A quoi reconnaît-on un grand cinéaste ? Loué et récompensé sur la scène festivalière internationale en 2015 avec « Senses » (Locarno) et « Asako I & II » en 2018 (Cannes), Ryusuke Hamaguchi, jeune cinéaste japonais et analyste subtil du sentiment amoureux, dépasse les frontières de son pays d’origine et touche alors les spectateurs du monde entier. Il n’en est cependant pas à son coup d’essai, comme en témoigne son premier long métrage, « Passion » à l’affiche ce jour en France. A travers l’observation minutieuse des jeux cruels de l’amour et du désir au sein d’une petite bande de citadins trentenaires, le réalisateur, fraichement diplômé de l’Université des arts de Tokyo, signe un film puissant à la forme maîtrisée. Nourri par les grands maîtres du cinéma japonais (dont Kiyoshi Kurosawa, son professeur), adepte revendiqué de créateurs exigeants comme John Cassavetes ou Robert Bresson, Ryusuke Hamaguchi dès ses débuts (nous sommes en 2008, il a 29 ans) réussit une fiction impressionnante, alliant une remarquable exploration de l’intime et le portrait tourmenté de sa génération.
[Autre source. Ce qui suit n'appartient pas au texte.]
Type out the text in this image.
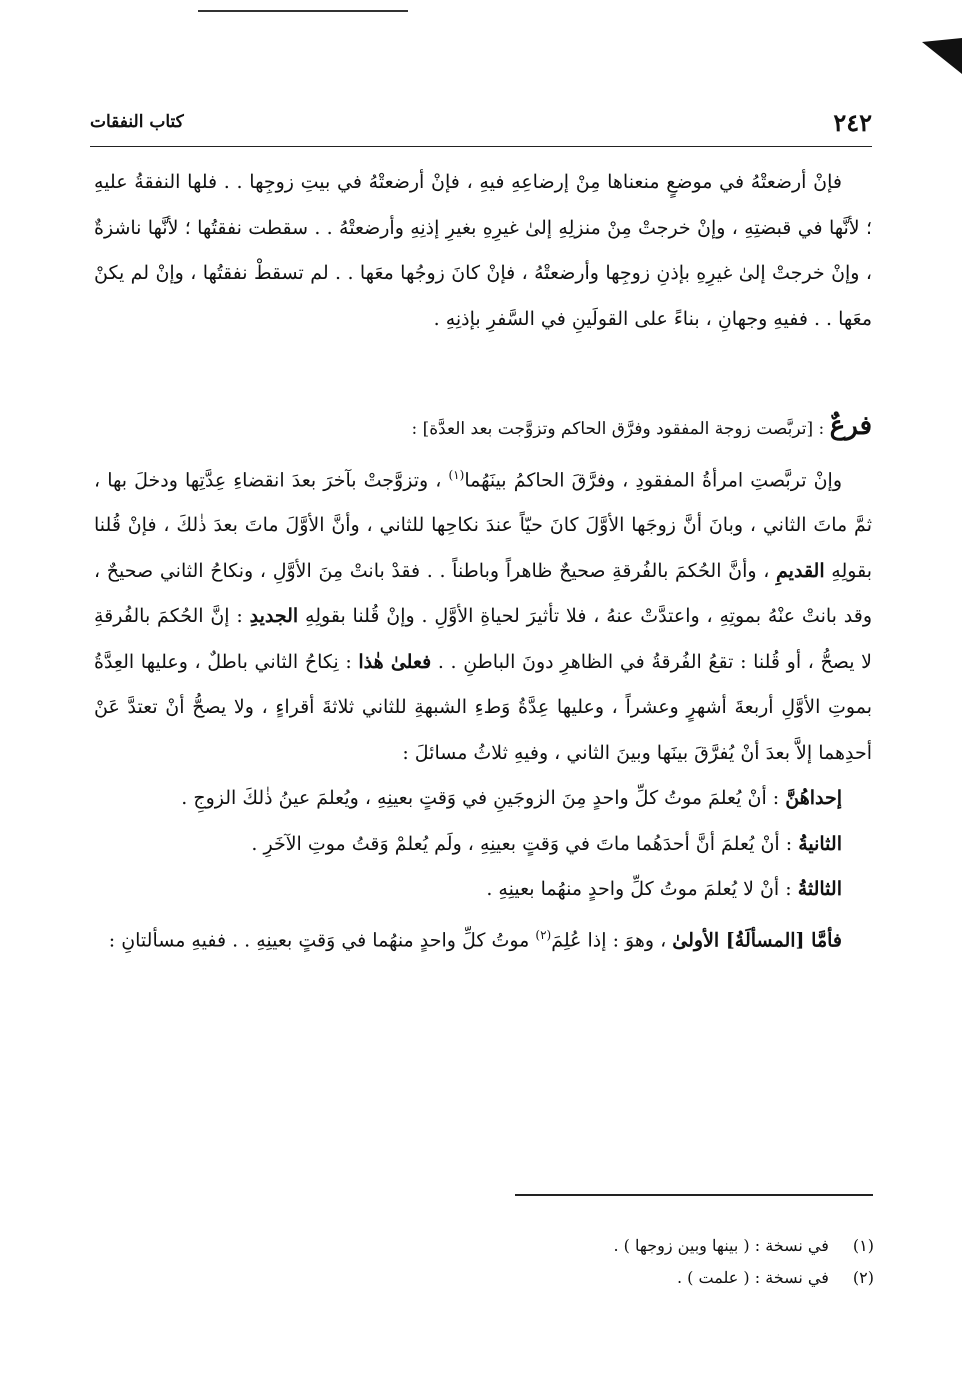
٢٤٢
كتاب النفقات

فإنْ أرضعتْهُ في موضعٍ منعناها مِنْ إرضاعِهِ فيهِ ، فإنْ أرضعتْهُ في بيتِ زوجِها . . فلها النفقةُ عليهِ ؛ لأنَّها في قبضتِهِ ، وإنْ خرجتْ مِنْ منزلِهِ إلىٰ غيرِهِ بغيرِ إذنِهِ وأرضعتْهُ . . سقطت نفقتُها ؛ لأنَّها ناشزةٌ ، وإنْ خرجتْ إلىٰ غيرِهِ بإذنِ زوجِها وأرضعتْهُ ، فإنْ كانَ زوجُها معَها . . لم تسقطْ نفقتُها ، وإنْ لم يكنْ معَها . . ففيهِ وجهانِ ، بناءً على القولَينِ في السَّفرِ بإذنِهِ .

فرعٌ : [تربَّصت زوجة المفقود وفرَّق الحاكم وتزوَّجت بعد العدَّة] :

وإنْ تربَّصتِ امرأةُ المفقودِ ، وفرَّقَ الحاكمُ بينَهُما$^{(١)}$ ، وتزوَّجتْ بآخرَ بعدَ انقضاءِ عِدَّتِها ودخلَ بها ، ثمَّ ماتَ الثاني ، وبانَ أنَّ زوجَها الأوَّلَ كانَ حيّاً عندَ نكاحِها للثاني ، وأنَّ الأوَّلَ ماتَ بعدَ ذٰلكَ ، فإنْ قُلنا بقولِهِ القديمِ ، وأنَّ الحُكمَ بالفُرقةِ صحيحٌ ظاهراً وباطناً . . فقدْ بانتْ مِنَ الأوَّلِ ، ونكاحُ الثاني صحيحٌ ، وقد بانتْ عنْهُ بموتِهِ ، واعتدَّتْ عنهُ ، فلا تأثيرَ لحياةِ الأوَّلِ . وإنْ قُلنا بقولِهِ الجديدِ : إنَّ الحُكمَ بالفُرقةِ لا يصحُّ ، أو قُلنا : تقعُ الفُرقةُ في الظاهرِ دونَ الباطنِ . . فعلىٰ هٰذا : نِكاحُ الثاني باطلٌ ، وعليها العِدَّةُ بموتِ الأوَّلِ أربعةَ أشهرٍ وعشراً ، وعليها عِدَّةُ وَطءِ الشبهةِ للثاني ثلاثةَ أقراءٍ ، ولا يصحُّ أنْ تعتدَّ عَنْ أحدِهما إلاَّ بعدَ أنْ يُفرَّقَ بينَها وبينَ الثاني ، وفيهِ ثلاثُ مسائلَ :

إحداهُنَّ : أنْ يُعلمَ موتُ كلِّ واحدٍ مِنَ الزوجَينِ في وَقتٍ بعينِهِ ، ويُعلمَ عينُ ذٰلكَ الزوجِ .

الثانيةُ : أنْ يُعلمَ أنَّ أحدَهُما ماتَ في وَقتٍ بعينِهِ ، ولَم يُعلمْ وَقتُ موتِ الآخَرِ .

الثالثةُ : أنْ لا يُعلمَ موتُ كلِّ واحدٍ منهُما بعينِهِ .

فأمَّا [المسألَةُ] الأولىٰ ، وهوَ : إذا عُلِمَ$^{(٢)}$ موتُ كلِّ واحدٍ منهُما في وَقتٍ بعينِهِ . . ففيهِ مسألتانِ :

(١) في نسخة : ( بينها وبين زوجها ) .
(٢) في نسخة : ( علمت ) .
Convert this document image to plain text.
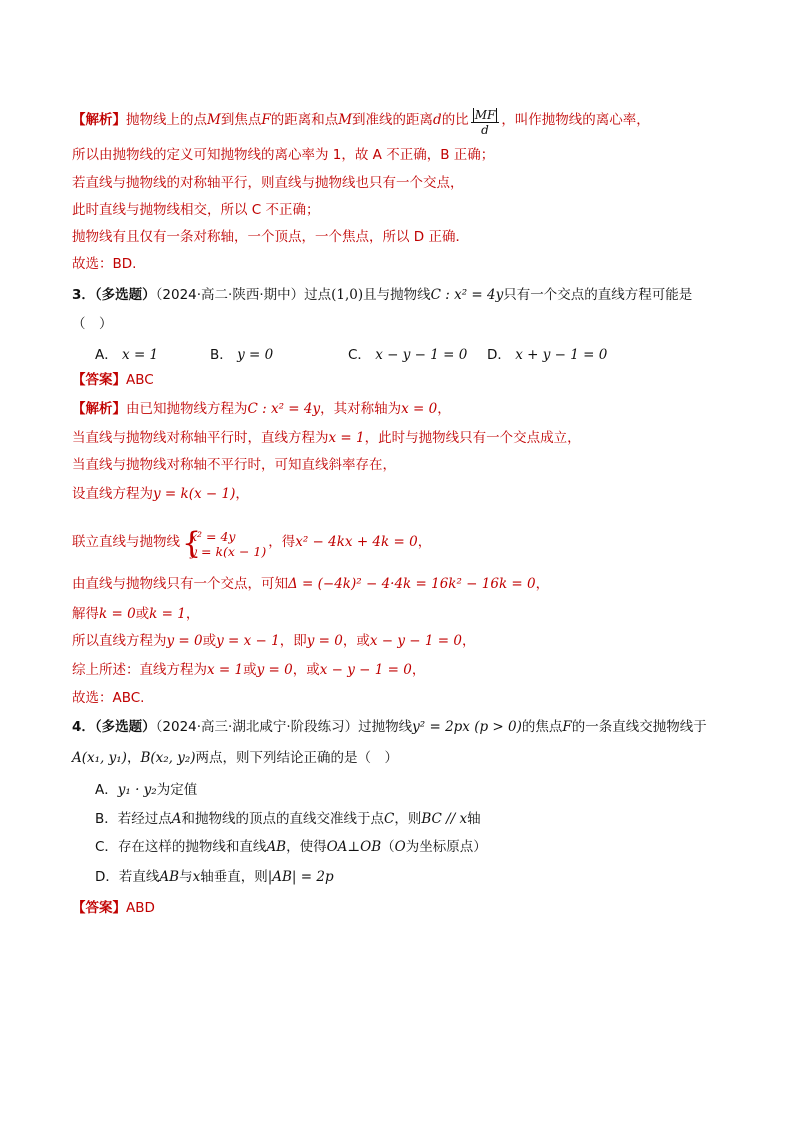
【解析】抛物线上的点M到焦点F的距离和点M到准线的距离d的比 $\frac{MF}{d}$ ，叫作抛物线的离心率，
所以由抛物线的定义可知抛物线的离心率为 1，故 A 不正确，B 正确；
若直线与抛物线的对称轴平行，则直线与抛物线也只有一个交点，
此时直线与抛物线相交，所以 C 不正确；
抛物线有且仅有一条对称轴，一个顶点，一个焦点，所以 D 正确．
故选：BD.
3．（多选题）（2024·高二·陕西·期中）过点(1,0)且与抛物线C : x² = 4y只有一个交点的直线方程可能是
（　）
A． x = 1	B． y = 0	C． x − y − 1 = 0 D． x + y − 1 = 0
【答案】ABC
【解析】由已知抛物线方程为C : x² = 4y，其对称轴为x = 0，
当直线与抛物线对称轴平行时，直线方程为x = 1，此时与抛物线只有一个交点成立，
当直线与抛物线对称轴不平行时，可知直线斜率存在，
设直线方程为y = k(x − 1)，
联立直线与抛物线 {
x² = 4y
y = k(x − 1)
，得x² − 4kx + 4k = 0，
由直线与抛物线只有一个交点，可知Δ = (−4k)² − 4·4k = 16k² − 16k = 0，
解得k = 0或k = 1，
所以直线方程为y = 0或y = x − 1，即y = 0，或x − y − 1 = 0，
综上所述：直线方程为x = 1或y = 0，或x − y − 1 = 0，
故选：ABC.
4．（多选题）（2024·高三·湖北咸宁·阶段练习）过抛物线y² = 2px (p > 0)的焦点F的一条直线交抛物线于
A(x₁, y₁)，B(x₂, y₂)两点，则下列结论正确的是（　）
A．y₁ · y₂为定值
B．若经过点A和抛物线的顶点的直线交准线于点C，则BC // x轴
C．存在这样的抛物线和直线AB，使得OA⊥OB（O为坐标原点）
D．若直线AB与x轴垂直，则|AB| = 2p
【答案】ABD
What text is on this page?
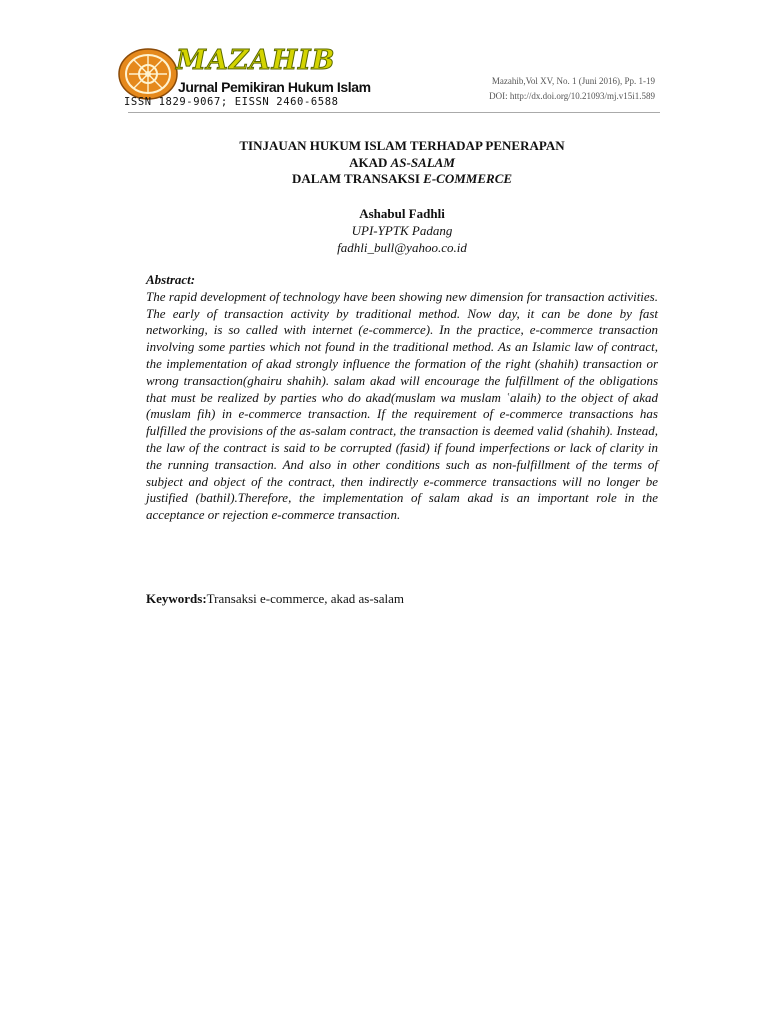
MAZAHIB
Jurnal Pemikiran Hukum Islam
ISSN 1829-9067; EISSN 2460-6588
Mazahib,Vol XV, No. 1 (Juni 2016), Pp. 1-19
DOI: http://dx.doi.org/10.21093/mj.v15i1.589
TINJAUAN HUKUM ISLAM TERHADAP PENERAPAN
AKAD AS-SALAM
DALAM TRANSAKSI E-COMMERCE
Ashabul Fadhli
UPI-YPTK Padang
fadhli_bull@yahoo.co.id
Abstract:
The rapid development of technology have been showing new dimension for transaction activities. The early of transaction activity by traditional method. Now day, it can be done by fast networking, is so called with internet (e-commerce). In the practice, e-commerce transaction involving some parties which not found in the traditional method. As an Islamic law of contract, the implementation of akad strongly influence the formation of the right (shahih) transaction or wrong transaction(ghairu shahih). salam akad will encourage the fulfillment of the obligations that must be realized by parties who do akad(muslam wa muslam ʿalaih) to the object of akad (muslam fih) in e-commerce transaction. If the requirement of e-commerce transactions has fulfilled the provisions of the as-salam contract, the transaction is deemed valid (shahih). Instead, the law of the contract is said to be corrupted (fasid) if found imperfections or lack of clarity in the running transaction. And also in other conditions such as non-fulfillment of the terms of subject and object of the contract, then indirectly e-commerce transactions will no longer be justified (bathil).Therefore, the implementation of salam akad is an important role in the acceptance or rejection e-commerce transaction.
Keywords:Transaksi e-commerce, akad as-salam
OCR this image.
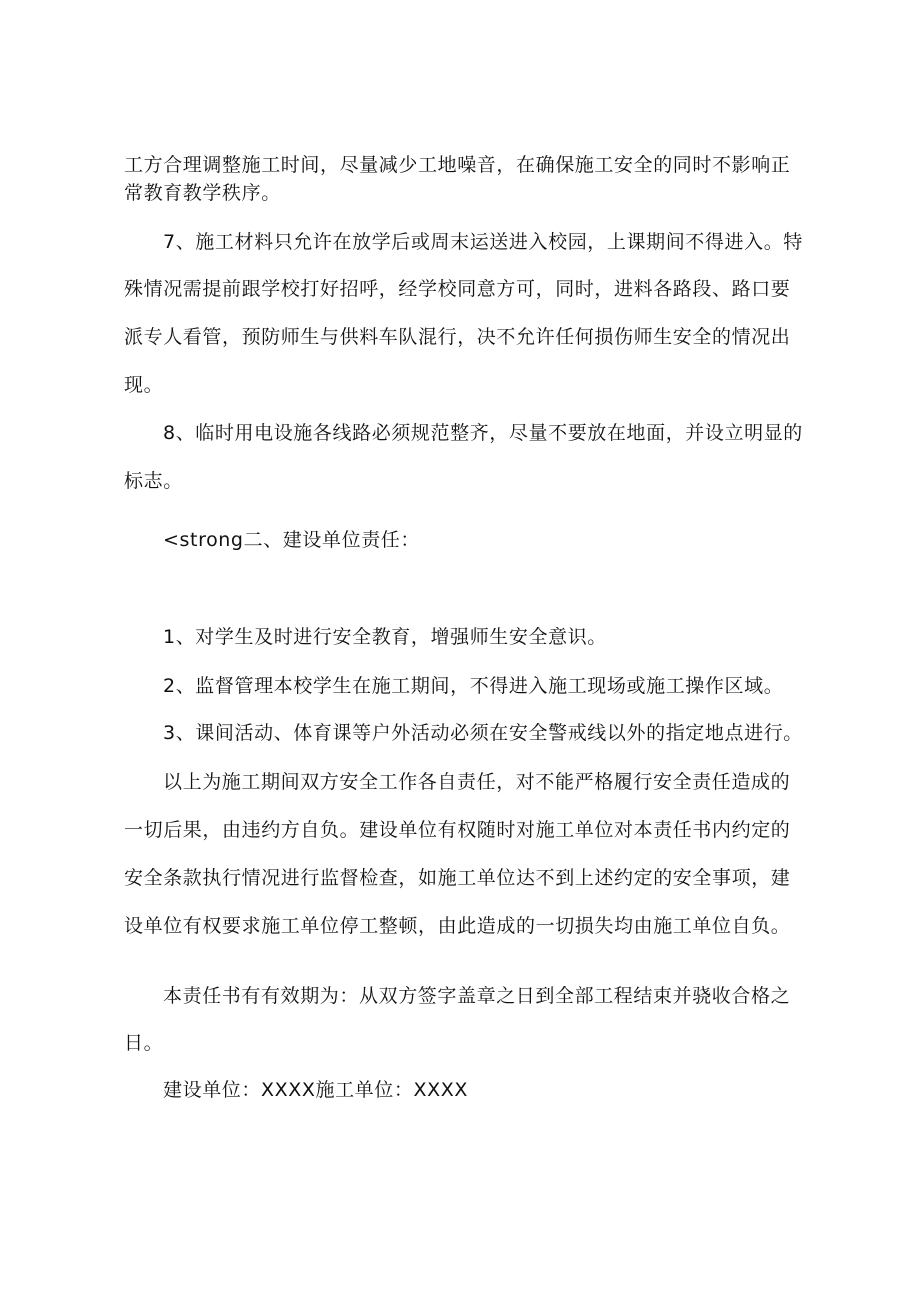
工方合理调整施工时间，尽量减少工地噪音，在确保施工安全的同时不影响正
常教育教学秩序。
7、施工材料只允许在放学后或周末运送进入校园，上课期间不得进入。特
殊情况需提前跟学校打好招呼，经学校同意方可，同时，进料各路段、路口要
派专人看管，预防师生与供料车队混行，决不允许任何损伤师生安全的情况出
现。
8、临时用电设施各线路必须规范整齐，尽量不要放在地面，并设立明显的
标志。
<strong二、建设单位责任：
1、对学生及时进行安全教育，增强师生安全意识。
2、监督管理本校学生在施工期间，不得进入施工现场或施工操作区域。
3、课间活动、体育课等户外活动必须在安全警戒线以外的指定地点进行。
以上为施工期间双方安全工作各自责任，对不能严格履行安全责任造成的
一切后果，由违约方自负。建设单位有权随时对施工单位对本责任书内约定的
安全条款执行情况进行监督检查，如施工单位达不到上述约定的安全事项，建
设单位有权要求施工单位停工整顿，由此造成的一切损失均由施工单位自负。
本责任书有有效期为：从双方签字盖章之日到全部工程结束并骁收合格之
日。
建设单位：XXXX施工单位：XXXX
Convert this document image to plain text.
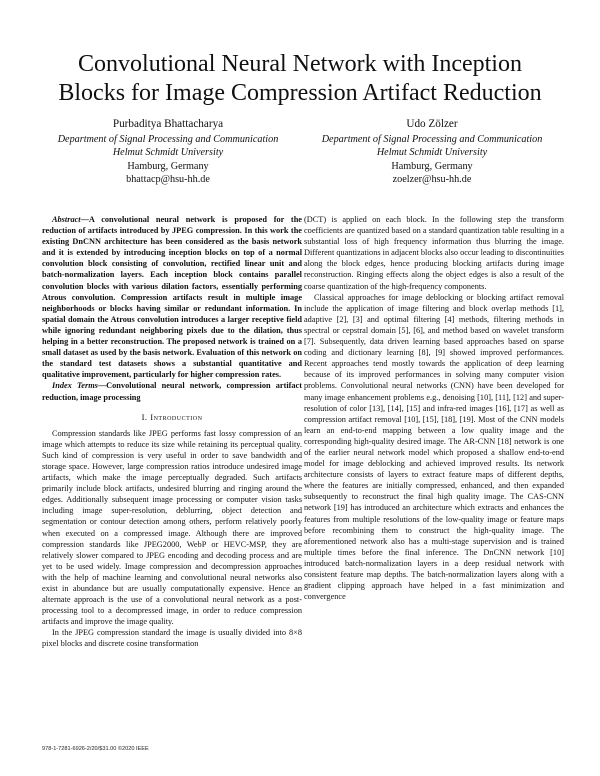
Convolutional Neural Network with Inception
Blocks for Image Compression Artifact Reduction
Purbaditya Bhattacharya
Department of Signal Processing and Communication
Helmut Schmidt University
Hamburg, Germany
bhattacp@hsu-hh.de
Udo Zölzer
Department of Signal Processing and Communication
Helmut Schmidt University
Hamburg, Germany
zoelzer@hsu-hh.de

Abstract—A convolutional neural network is proposed for the reduction of artifacts introduced by JPEG compression. In this work the existing DnCNN architecture has been considered as the basis network and it is extended by introducing inception blocks on top of a normal convolution block consisting of convolution, rectified linear unit and batch-normalization layers. Each inception block contains parallel convolution blocks with various dilation factors, essentially performing Atrous convolution. Compression artifacts result in multiple image neighborhoods or blocks having similar or redundant information. In spatial domain the Atrous convolution introduces a larger receptive field while ignoring redundant neighboring pixels due to the dilation, thus helping in a better reconstruction. The proposed network is trained on a small dataset as used by the basis network. Evaluation of this network on the standard test datasets shows a substantial quantitative and qualitative improvement, particularly for higher compression rates.

Index Terms—Convolutional neural network, compression artifact reduction, image processing

I. Introduction

Compression standards like JPEG performs fast lossy compression of an image which attempts to reduce its size while retaining its perceptual quality. Such kind of compression is very useful in order to save bandwidth and storage space. However, large compression ratios introduce undesired image artifacts, which make the image perceptually degraded. Such artifacts primarily include block artifacts, undesired blurring and ringing around the edges. Additionally subsequent image processing or computer vision tasks including image super-resolution, deblurring, object detection and segmentation or contour detection among others, perform relatively poorly when executed on a compressed image. Although there are improved compression standards like JPEG2000, WebP or HEVC-MSP, they are relatively slower compared to JPEG encoding and decoding process and are yet to be used widely. Image compression and decompression approaches with the help of machine learning and convolutional neural networks also exist in abundance but are usually computationally expensive. Hence an alternate approach is the use of a convolutional neural network as a post-processing tool to a decompressed image, in order to reduce compression artifacts and improve the image quality.

In the JPEG compression standard the image is usually divided into 8×8 pixel blocks and discrete cosine transformation

(DCT) is applied on each block. In the following step the transform coefficients are quantized based on a standard quantization table resulting in a substantial loss of high frequency information thus blurring the image. Different quantizations in adjacent blocks also occur leading to discontinuities along the block edges, hence producing blocking artifacts during image reconstruction. Ringing effects along the object edges is also a result of the coarse quantization of the high-frequency components.

Classical approaches for image deblocking or blocking artifact removal include the application of image filtering and block overlap methods [1], adaptive [2], [3] and optimal filtering [4] methods, filtering methods in spectral or cepstral domain [5], [6], and method based on wavelet transform [7]. Subsequently, data driven learning based approaches based on sparse coding and dictionary learning [8], [9] showed improved performances. Recent approaches tend mostly towards the application of deep learning because of its improved performances in solving many computer vision problems. Convolutional neural networks (CNN) have been developed for many image enhancement problems e.g., denoising [10], [11], [12] and super-resolution of color [13], [14], [15] and infra-red images [16], [17] as well as compression artifact removal [10], [15], [18], [19]. Most of the CNN models learn an end-to-end mapping between a low quality image and the corresponding high-quality desired image. The AR-CNN [18] network is one of the earlier neural network model which proposed a shallow end-to-end model for image deblocking and achieved improved results. Its network architecture consists of layers to extract feature maps of different depths, where the features are initially compressed, enhanced, and then expanded subsequently to reconstruct the final high quality image. The CAS-CNN network [19] has introduced an architecture which extracts and enhances the features from multiple resolutions of the low-quality image or feature maps before recombining them to construct the high-quality image. The aforementioned network also has a multi-stage supervision and is trained multiple times before the final inference. The DnCNN network [10] introduced batch-normalization layers in a deep residual network with consistent feature map depths. The batch-normalization layers along with a gradient clipping approach have helped in a fast minimization and convergence

978-1-7281-6926-2/20/$31.00 ©2020 IEEE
Mariage annoncé, conséquences insondables
Au fond du cadre le gigantisme des buildings d’une métropole aux couleurs grises. Un jeune couple taciturne, visage fermé, regard grave, s’adonnent à un étrange rituel, en plein air, comme les prémisses d’une petite plantation sur le toit herbeux d’un grand immeuble. Dans la soirée, nous les retrouvons à bord d’une voiture : cadrés de face, côte à côte, toujours sérieux. Ils se rendent pourtant à un dîner en ville entre amis. A peine audible, le souhait de la jeune femme se formule à bas bruit : et s’ils annonçaient à cette occasion leur mariage prochain? Au restaurant, l’ambiance festive d’un joyeux anniversaire s’assombrit brusquement dés lors que le couple fait part de son projet. L’un des convives interpelle en criant la future mariée et l’informe qu’il attendra qu’elle divorce afin de l’épouser. Il se lève et s’en va laissant la tablée à sa stupéfaction et la nuit au désordre affectif qui en découle. Apparente douceur, fausse harmonie et vraie violence cohabitent ainsi dés la phase inaugurale de ce ‘conte moral’ digne d’Eric Rohmer, même teinté des couleurs du mélodrame.
Tandis que les deux jeunes femmes (dont Kaho la promise) rentrent chez elles à bord d’un taxi, les jeunes gens (dont Tomoya le promis) décident de rester ensemble. Indécis quant à leur objectif nocturne, ils commencent par jouer comme des adolescents à se courir après et à se battre en pleine rue. Avant de décider de rendre visite à Takako une amie commune.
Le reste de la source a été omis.